Balancing Act

This week was a little on the dry side. Mostly spent my time noodling away building out maps for the forest campaign. They're coming along nice and have some lovely vibes. With these environment assets I've been trying to balance out the game design elements of providing cover, destructible terrain and open spaces with the aesthetics and story I'm trying to tell here.

In my mind the games that fuse their mechanics with their narrative, or even better tell their narrative via the mechanics and visuals are the best forms of video games. You can force a story down a players throat, give them fully cinematic voice acted cutscenes, but really that's just a slightly interactive movie. On the other end of that spectrum, you can give them the barebones of a story, put them into a place and time, give them some pointers and let them go.

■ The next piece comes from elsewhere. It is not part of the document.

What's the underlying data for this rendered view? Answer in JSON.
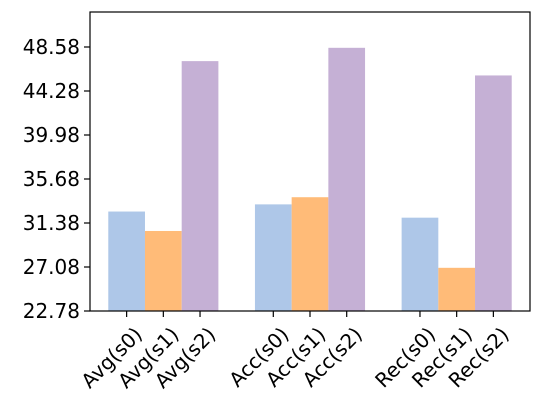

The story is theirs at that point, they can fill in the details as needs be.

PREPARE FOR A LORE DUMP

In my mind, Exoloper is an anticapital / anticolonial statement piece. You have this invading force, the Commonwealth, who rock up to your home system, kick your people out and mine the ever living heck out of it. In Interloper you reconquered the solar system, in Exoloper, you're taking back your home planet, and you do this sector by sector, campaign by campaign, slowly but surely one bit at a time. By tearing down every building, by ripping up their infrastructure, by cutting down their forces, by literally stepping on them.

But that doesn't have to be the story for the players of the game. I hint at it, I'll drop pointers to it throughout the game, but I won't explicitly tell them because of two reasons. 1) I'd like them to feel it and 2) The story is their responsibility, its theirs to tell, they are the players.

It's all a balancing act. Something I'm sure I won't get right this time around, but something I know I'm getting better at with each new game.

By the way, Its still amazing to me what some art can do to a greybox level.